- Active: 30 September 2017 - present
- Country: Italy
- Role: Cyberwarfare
- Size: Some hundreds of operators
- Part of: Joint Operations Command
- Garrison/HQ: Rome

Commanders
- Current commander: Vice Admiral Ruggiero Di Biase
- Deputy Commander: Major General Calogero Massara

= Network Operations Command (Italy) =

The Network Operations Command (Comando per le Operazioni in Rete, COR) is an Italian cyberwarfare Joint military unit. Until its merger with the Comando C4 Difesa in 2020, it was called Joint Cybernetic Operations Command (Comando Interforze Operazioni Cibernetiche, CIOC).

== History ==
The project of an Italian cyber command, modelled on the United States Cyber Command was envisaged in the 2015 Defence White Paper. The Joint Cybernetic Operations Command, established on 30 September 2017, is intended to achieve initial operational capability by the end of 2018 and full operational capability by 2019. In 2020 CIOC was merged with Comando C4 Difesa and redenominated COR.

== Tasks ==
The Network Operations Command has tasks in the areas of information security, computer network operations, cyber warfare and cyber security. It is designed to be a force provider.

According to the former CIOC Commander, Air Force Brigadier General Francesco Vestito, the Command has two operational focus: cyber-defence and cyber network-defence. The cyber defence is related to the static defence and protection of the network, carried out in cooperation with the rest Italian military, in order to ensure the integrity of the network and the availability of the data flows. The cyber network-defence is related to the ability to carry out the vulnerability assessment and penetration test, in order to provide a quick intervention.

=== Cooperation ===
The Network Operations Command supports and protects military operations, conducts offensive operations, and functions as a coordinating body between the Italian Armed Forces and other Italian cyber security institutions.

According to Defence Undersecretary Gioacchino Alfano, the Command is intended to operate mainly in joint, inter-agency and NATO contexts, as well as in coordination with university and economic worlds.

With regard to the domestic cyber security organization, the Department of Information Security has the leadership, via the Deputy Director responsible for cyber security; the operational arms are the Joint Cybernetic Operations Command and the State Police CNAIPIC (Centro Anticrimine Informatico per la Protezione delle Infrastrutture Critiche, Critical Facilities Anti-Informatic Crime Protection Centre), as well as the national CERT. Some other Ministries are linked to the national CERT through their own cyber infrastructures.

== Organization ==
The Command is directly dependent on the Chief of the Defence Staff of the Italian Armed Forces; in particular, it depends on the Deputy Commander for Operations.

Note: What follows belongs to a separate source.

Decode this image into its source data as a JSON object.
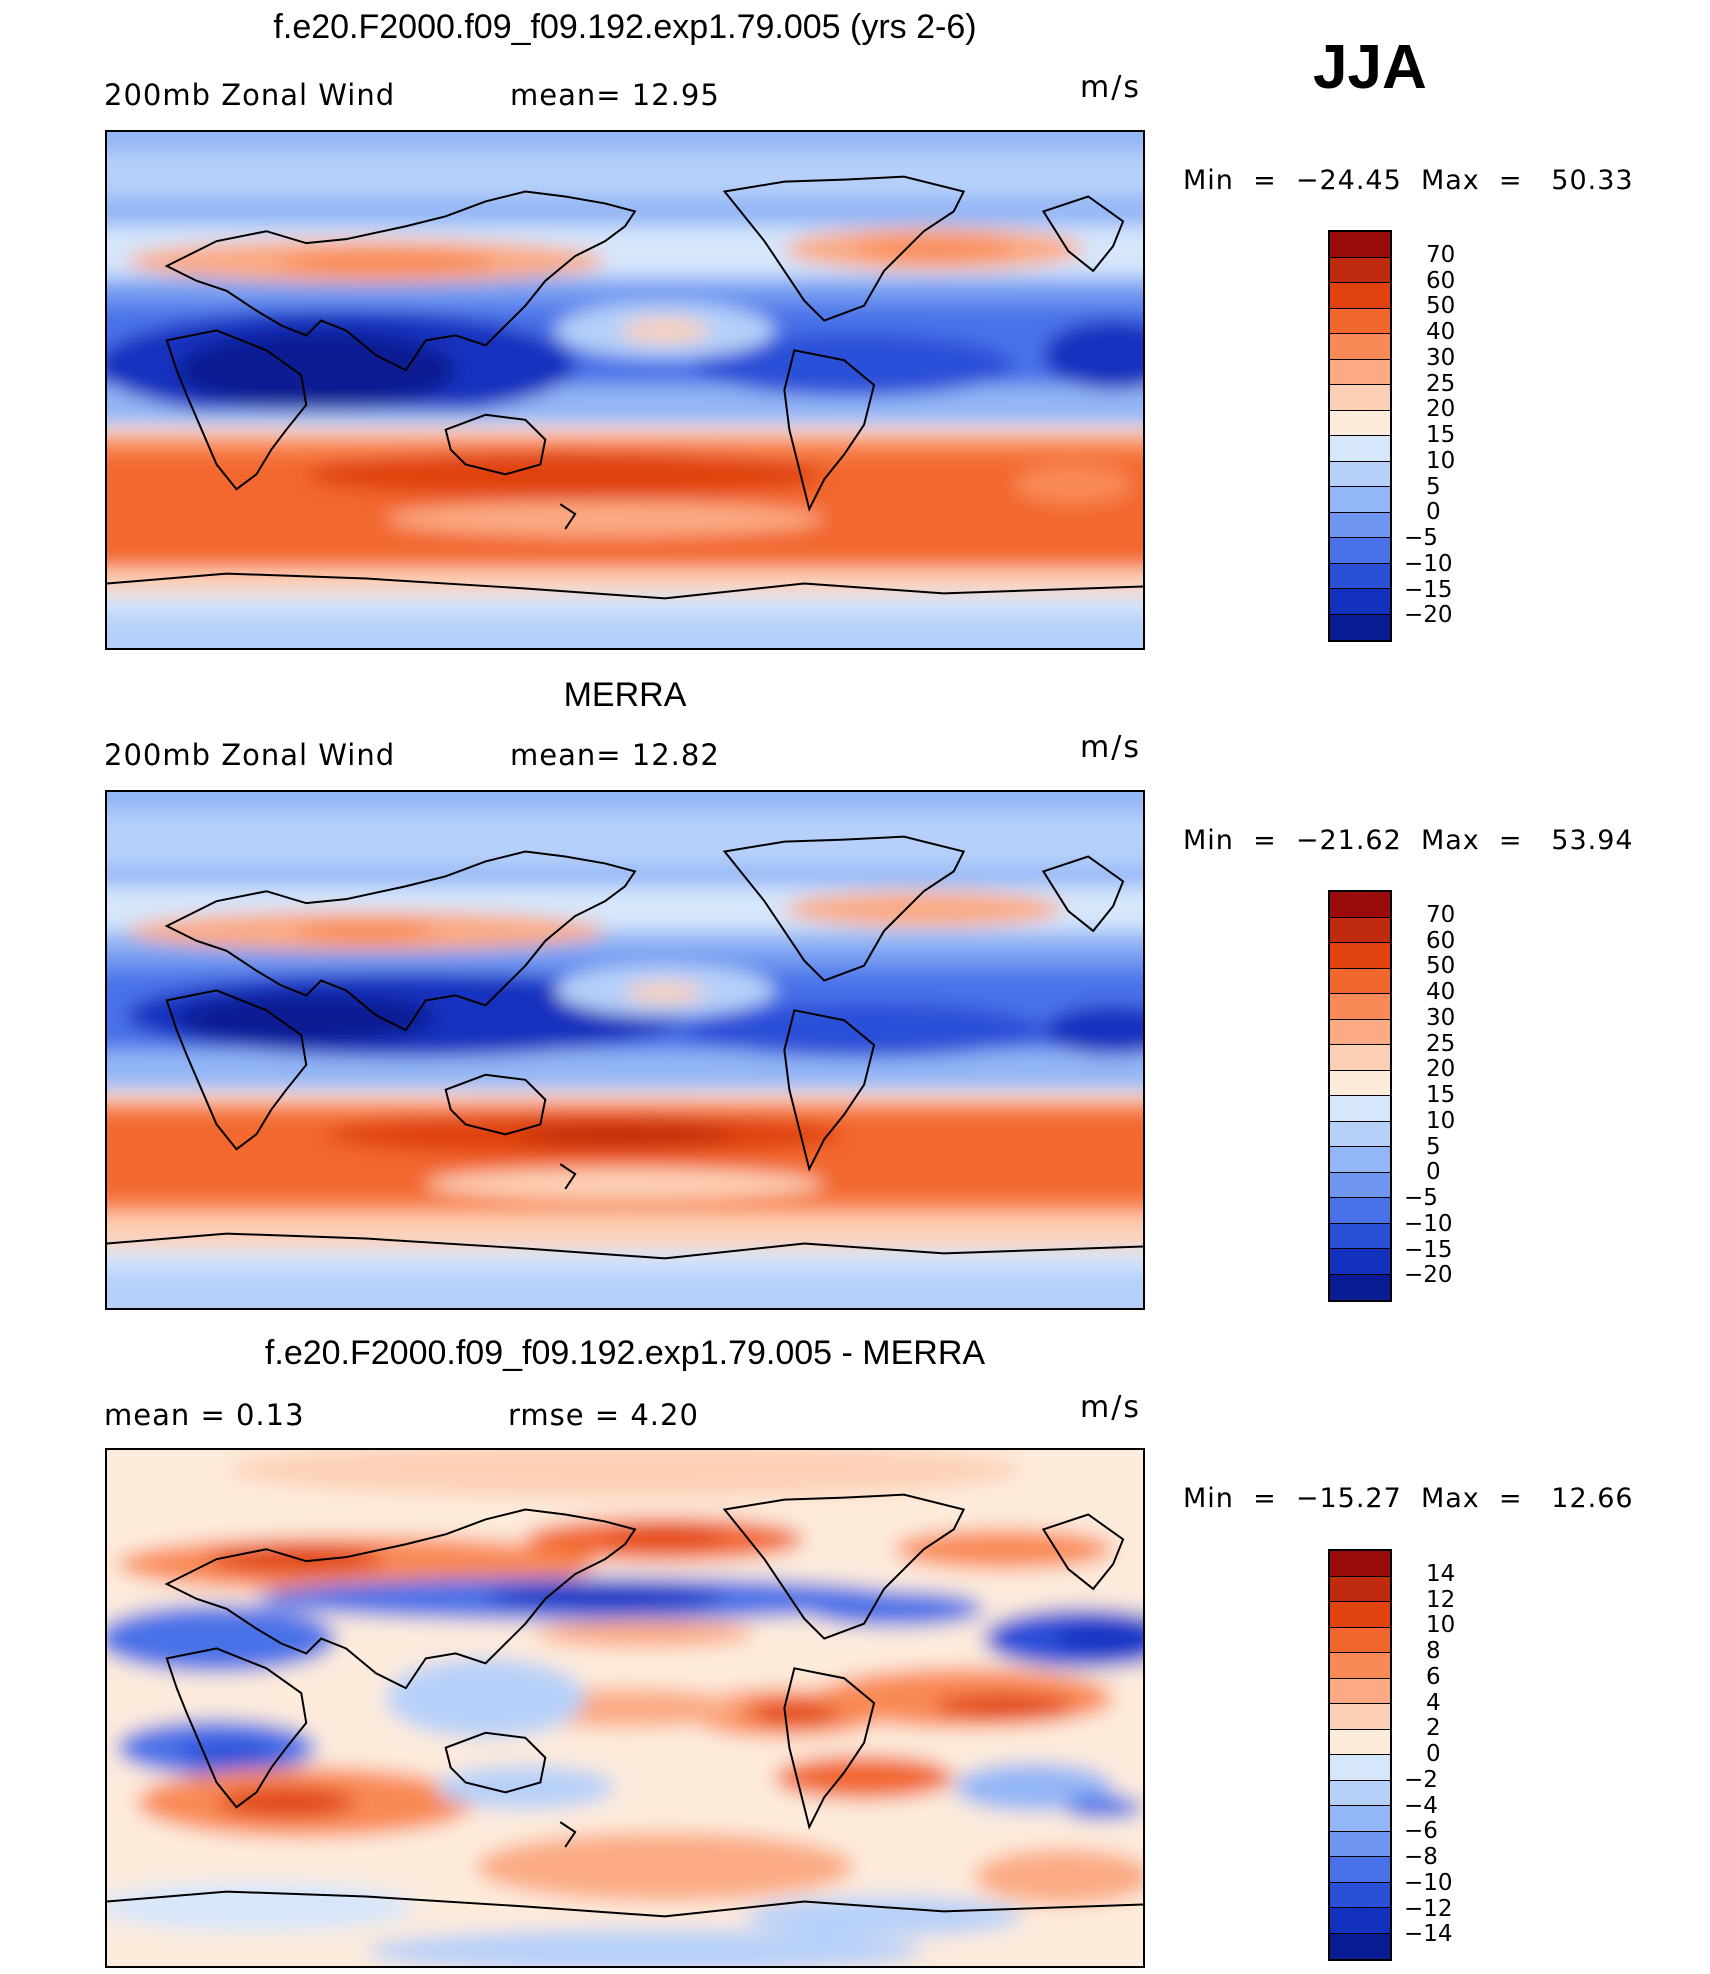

The Network Operations Command is currently organized as follows:
- Command (Comando)
- Administrative Office (Ufficio Amministrazione)
- Prevention and Protection Service (Servizio Prevenzione e Protezione)
- C4 Unit (Reparto C4), controls the Italian Defense Communication Network (DIFENET) and provides technical, logistical and configuration support to the Italian Joint C4 structure as a whole. It is organized on:
  - Networks and Data Center Office (Ufficio Reti e Data Center)
  - Centralized Systems and Software Office (Ufficio Sistemi ed Applicativi Centralizzati)
  - ICT Operability Office (Ufficio Operatività ICT).
- Security and Cyber Defense Unit (Reparto Sicurezza e Cyber Defence), controls the security of High Command ICT hardware and software assets. It is organized on:
  - Defense CERT Office (Ufficio CERT Difesa)
  - Security Facilities Office (Ufficio Infrastrutture di Sicurezza)
  - Classified Systems Office (Ufficio Sistemi Classificati.
- Cyber Operations Office (Reparto Cyber Operations), controls both the active side of the cyber defense operations and the training activities. It is organized on:
  - Training Office (Ufficio Addestramento)
  - Cybernetic Activities Office (Ufficio Attività Cibernetiche)
  - Operations Office (Ufficio Operazioni)

The Command is to recruit also personnel not part of the military.

The operational unit handles the Cyber Operational Cells, which are the actual operational pawns; those cells are tasked to operate on the field under the field commander, who may employ them in order to achieve his or her operational goals.

The Command was located near the military intelligence service Centro Intelligence Interforze in Castel Malnome near Rome, not far from Leonardo da Vinci–Fiumicino Airport. It is now located near the Forte Trionfale in Rome.